久保田「ルミフルスペクトルキャプチャー」という微弱発光スペクトル測定装置も、近江谷さんの「光を分光してスペクトルを測りたい!」という強い要望が出発点でした。この試作もかなり試行錯誤しました。
近江谷その装置の開発中には、「ホタルの光は本当に明るいのか」という基礎的な議論にもなりました。それまでホタルの量子収率*4は0.88とされ、化学反応のエネルギーのほとんどが光に換わる世界で最も完璧な光と考えられていましたが、東大の秋山さんも、物理的にそんな高収率はあり得ないと疑問を抱いた。最終的には0.41という結論を得て、今では化学の教科書もこの数値に書き換えられています。このようなインパクトのある仕事ができたのも、仲間を増やしながら少しずつ大きな仕事ができるようになってきたのも、アトーさんのおかげです。
産総研には、ともにモノを生み出す仕組みがある
久保田近江谷さんから難しい要望が出ると、最初は「またか」と思います。しかし、ずっと共同研究開発を続けてこられたのは、そのような世界初の装置をつくる意義を感じたからです。

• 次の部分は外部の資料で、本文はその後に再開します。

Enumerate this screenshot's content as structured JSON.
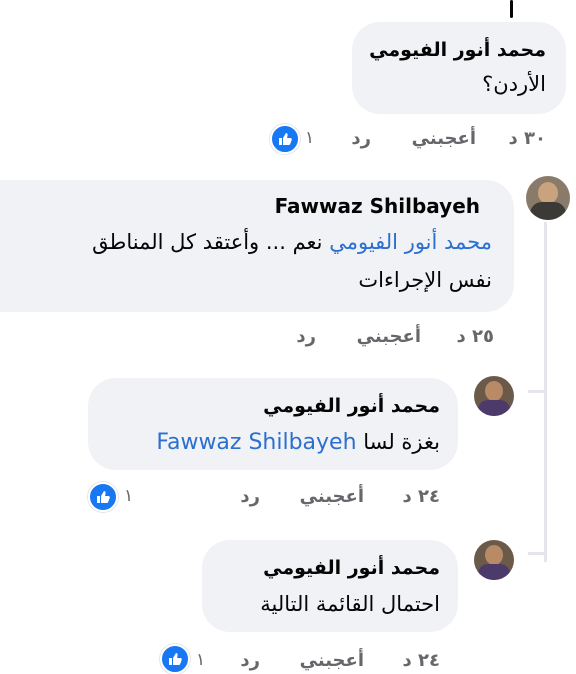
{
  "comments": [
    {
      "author": "محمد أنور الفيومي",
      "text": "الأردن؟",
      "time": "٣٠ د",
      "like_label": "أعجبني",
      "reply_label": "رد",
      "reaction_count": "١"
    },
    {
      "author": "Fawwaz Shilbayeh",
      "mention": "محمد أنور الفيومي",
      "text_line1": "نعم ... وأعتقد كل المناطق",
      "text_line2": "نفس الإجراءات",
      "time": "٢٥ د",
      "like_label": "أعجبني",
      "reply_label": "رد"
    },
    {
      "author": "محمد أنور الفيومي",
      "text": "بغزة لسا",
      "mention": "Fawwaz Shilbayeh",
      "time": "٢٤ د",
      "like_label": "أعجبني",
      "reply_label": "رد",
      "reaction_count": "١"
    },
    {
      "author": "محمد أنور الفيومي",
      "text": "احتمال القائمة التالية",
      "time": "٢٤ د",
      "like_label": "أعجبني",
      "reply_label": "رد",
      "reaction_count": "١"
    }
  ],
  "icons": {
    "reaction": "thumbs-up-icon",
    "avatar": "avatar"
  },
  "colors": {
    "bubble": "#f0f2f5",
    "mention": "#2b6fd0",
    "meta": "#65676b",
    "reaction": "#1877f2"
  }
}
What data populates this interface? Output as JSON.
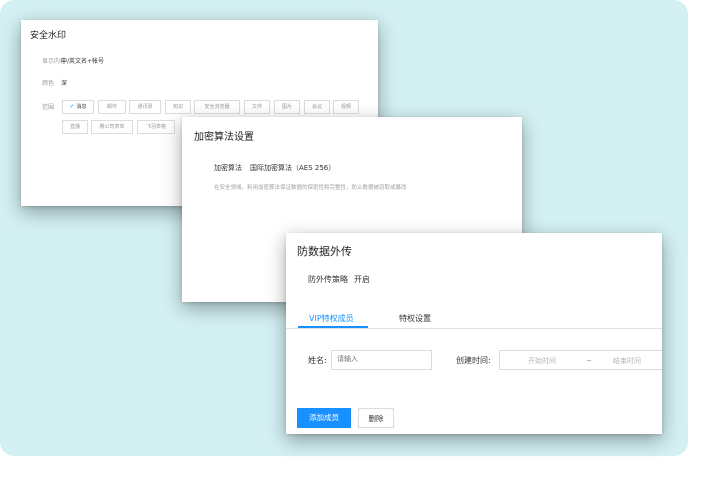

長い付き合いを通じて、積分球*5を用いた光の計測法など、私たちもさまざまな手法を教えていただきました。また、共同研究の初年度にはJSTの予算で設備を更新したのですが、研究環境を整えられたおかげで学生へのアピールができ、大学院卒の人材を採用することもできました。その面でも産総研との共同研究にはメリットがありました。
もちろん共同開発のすべてが成功したわけではありませんし、市場が読み切れなかったこともあります。でも、そこでの研究が、形を変えて別の製品に生かされることもありました。
近江谷企業規模が大きいと、ある程度以上の市場規模が見込めなければ動けませんし、最後まで忍耐強く付き合ってくださるところは多くありません。長く続けられたのは、うまくいかなくてもお互い、何回も挑戦する姿勢があったことが大きかったですね。
久保田私にとって産総研の技術開発は実用化を意識していて、スタンスが企業寄りなのもやりやすかったですし、きちんと試作にはコストがかかること、例えば開発には人件費もかかるわけで、企業は部品代だけでは動けないことを理解してくれていました。共同研究の制度の枠組みの中で、産総研の装置などを使うことができたのもありがたかったですね。産総研にはともにモノを生み出していく仕組みがあると感じています。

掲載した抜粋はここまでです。